Brees signed a two-year, $50 million deal, with a fully-guaranteed payment of $25 million in 2020 and a couple of phony-baloney years that reduce the 2020 cap hit. With Philip Rivers and Tom Brady also getting $25 million this year (Brady can earn another $4.5 million in incentives, but he failed to earn a single penny in Patriots incentives during either of the last two years), the Brees contract doesn’t feel team-friendly. Instead, it feels like the going rate for an aging quarterback who may be in the early stages of inevitably losing a footrace with Father Time.
Questions have lingered for two years about Brees’ ability to crank it up and throw it deep, to the point where that task has fallen more recently to Taysom Hill. Now 41, the edge of the cliff could be coming at any time for a player who inevitably will find that his body refuses to do what his brain is trying to tell it to do.

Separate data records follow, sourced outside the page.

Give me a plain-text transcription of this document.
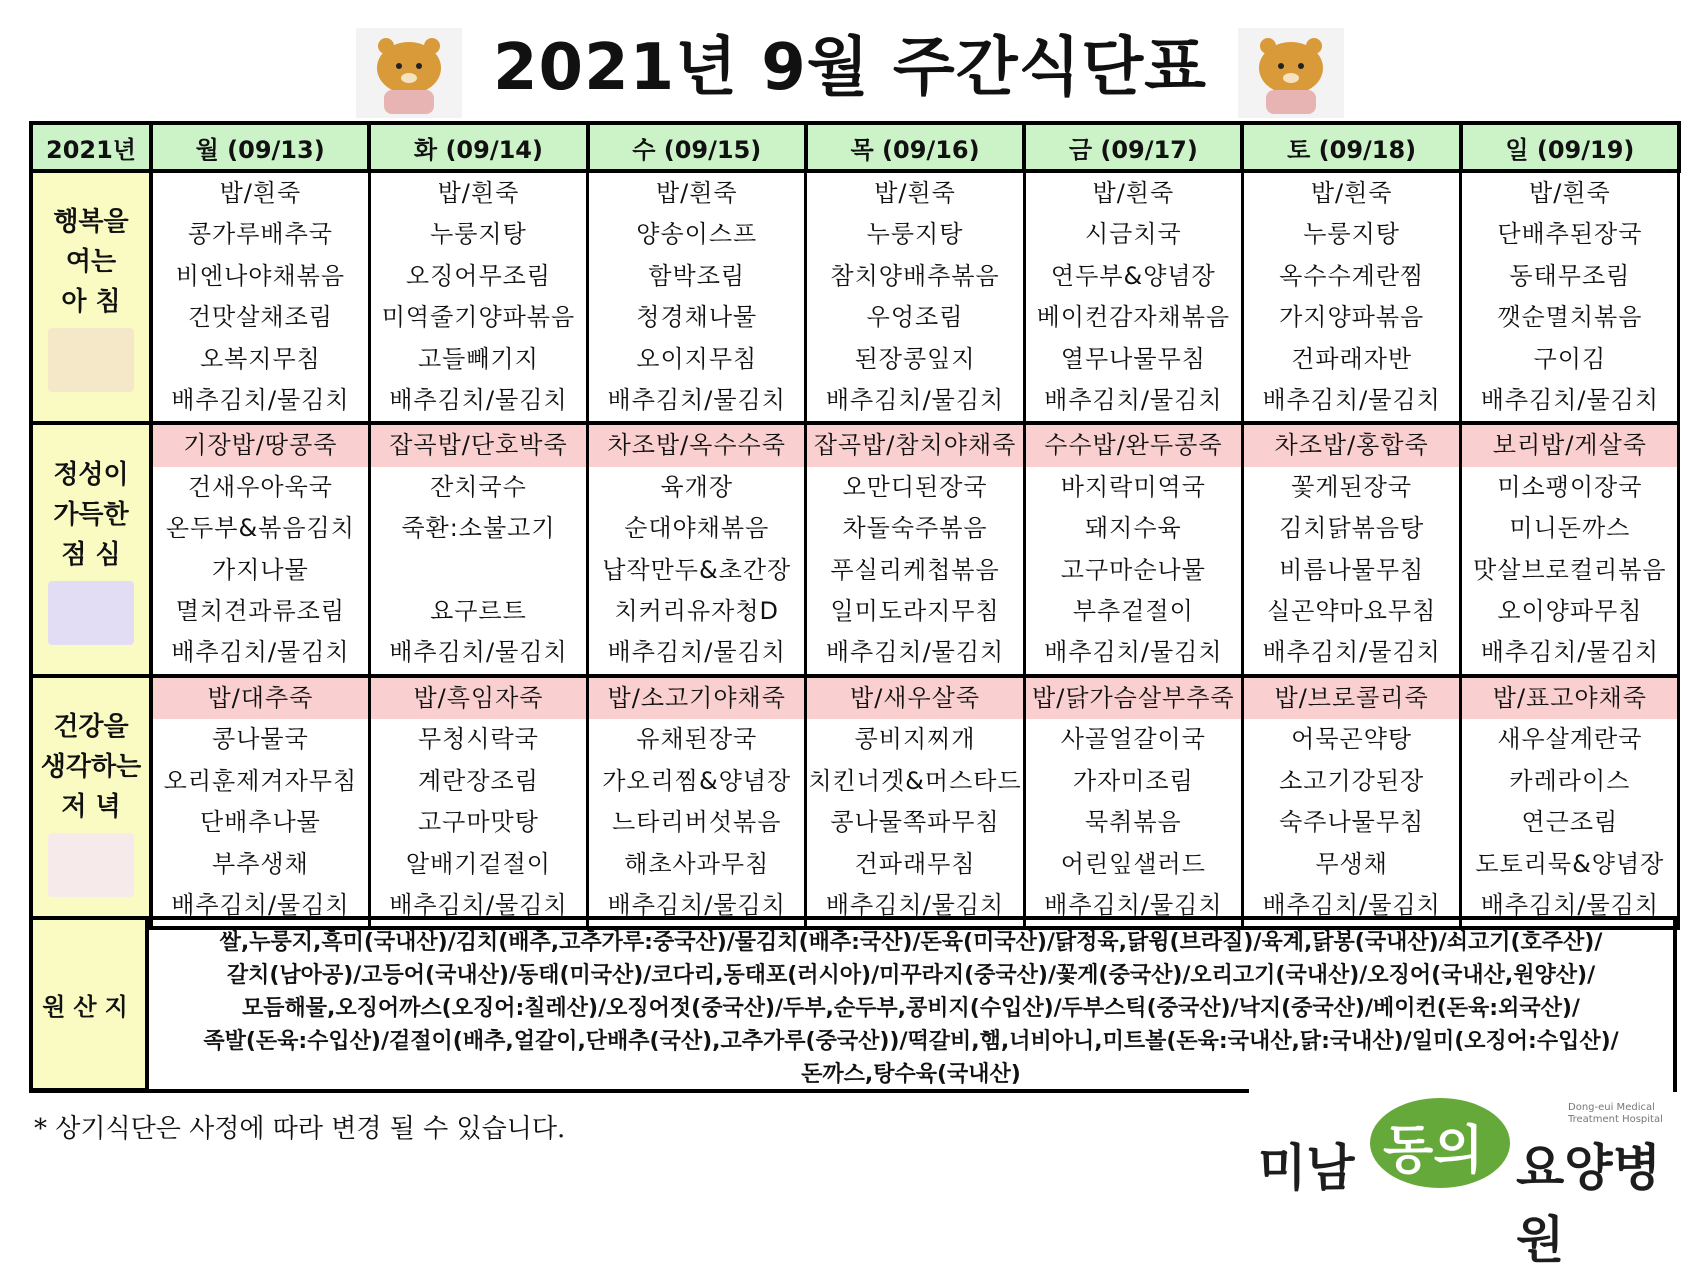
2021년 9월 주간식단표
2021년	월 (09/13)	화 (09/14)	수 (09/15)	목 (09/16)	금 (09/17)	토 (09/18)	일 (09/19)

행복을
여는
아 침	밥/흰죽	밥/흰죽	밥/흰죽	밥/흰죽	밥/흰죽	밥/흰죽	밥/흰죽
	콩가루배추국	누룽지탕	양송이스프	누룽지탕	시금치국	누룽지탕	단배추된장국
	비엔나야채볶음	오징어무조림	함박조림	참치양배추볶음	연두부&양념장	옥수수계란찜	동태무조림
	건맛살채조림	미역줄기양파볶음	청경채나물	우엉조림	베이컨감자채볶음	가지양파볶음	깻순멸치볶음
	오복지무침	고들빼기지	오이지무침	된장콩잎지	열무나물무침	건파래자반	구이김
	배추김치/물김치	배추김치/물김치	배추김치/물김치	배추김치/물김치	배추김치/물김치	배추김치/물김치	배추김치/물김치

정성이
가득한
점 심	기장밥/땅콩죽	잡곡밥/단호박죽	차조밥/옥수수죽	잡곡밥/참치야채죽	수수밥/완두콩죽	차조밥/홍합죽	보리밥/게살죽
	건새우아욱국	잔치국수	육개장	오만디된장국	바지락미역국	꽃게된장국	미소팽이장국
	온두부&볶음김치	죽환:소불고기	순대야채볶음	차돌숙주볶음	돼지수육	김치닭볶음탕	미니돈까스
	가지나물		납작만두&초간장	푸실리케첩볶음	고구마순나물	비름나물무침	맛살브로컬리볶음
	멸치견과류조림	요구르트	치커리유자청D	일미도라지무침	부추겉절이	실곤약마요무침	오이양파무침
	배추김치/물김치	배추김치/물김치	배추김치/물김치	배추김치/물김치	배추김치/물김치	배추김치/물김치	배추김치/물김치

건강을
생각하는
저 녁	밥/대추죽	밥/흑임자죽	밥/소고기야채죽	밥/새우살죽	밥/닭가슴살부추죽	밥/브로콜리죽	밥/표고야채죽
	콩나물국	무청시락국	유채된장국	콩비지찌개	사골얼갈이국	어묵곤약탕	새우살계란국
	오리훈제겨자무침	계란장조림	가오리찜&양념장	치킨너겟&머스타드	가자미조림	소고기강된장	카레라이스
	단배추나물	고구마맛탕	느타리버섯볶음	콩나물쪽파무침	묵취볶음	숙주나물무침	연근조림
	부추생채	알배기겉절이	해초사과무침	건파래무침	어린잎샐러드	무생채	도토리묵&양념장
	배추김치/물김치	배추김치/물김치	배추김치/물김치	배추김치/물김치	배추김치/물김치	배추김치/물김치	배추김치/물김치
원산지
쌀,누룽지,흑미(국내산)/김치(배추,고추가루:중국산)/물김치(배추:국산)/돈육(미국산)/닭정육,닭윙(브라질)/육계,닭봉(국내산)/쇠고기(호주산)/
갈치(남아공)/고등어(국내산)/동태(미국산)/코다리,동태포(러시아)/미꾸라지(중국산)/꽃게(중국산)/오리고기(국내산)/오징어(국내산,원양산)/
모듬해물,오징어까스(오징어:칠레산)/오징어젓(중국산)/두부,순두부,콩비지(수입산)/두부스틱(중국산)/낙지(중국산)/베이컨(돈육:외국산)/
족발(돈육:수입산)/겉절이(배추,얼갈이,단배추(국산),고추가루(중국산))/떡갈비,햄,너비아니,미트볼(돈육:국내산,닭:국내산)/일미(오징어:수입산)/
돈까스,탕수육(국내산)
* 상기식단은 사정에 따라 변경 될 수 있습니다.
미남 동의 요양병원
Dong-eui Medical
Treatment Hospital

Brees rolled up his leverage and threw it in the trash can when he made it clear that he’d play for the Saints or no one in 2020. Although it’s possible that the Saints extended their best offer to Brees before he decided whether to keep playing, the simple reality is this: Brees wasn’t going to sign with the Buccaneers or the Panthers or anyone else on the team’s regular-season or potential postseason schedule. If the Saints would have been comfortable with Teddy Bridgewater and Taysom Hill, they could have moved forward if they’d made Brees an offer that he would have refused.
Of course, a starting quarterback needs to have the kind of contract that ensures he’ll be properly respected in the locker room. Brees, however, has the pedigree, the accomplishments, and the personality to overcome the perceived slight that would have come from, for example, a contract paying $20 million or less in 2020.
Regardless, $25 million isn’t an actual or perceived slight. It doesn’t feel team friendly. It feels fair and appropriate for a franchise quarterback in his 40s or close to it.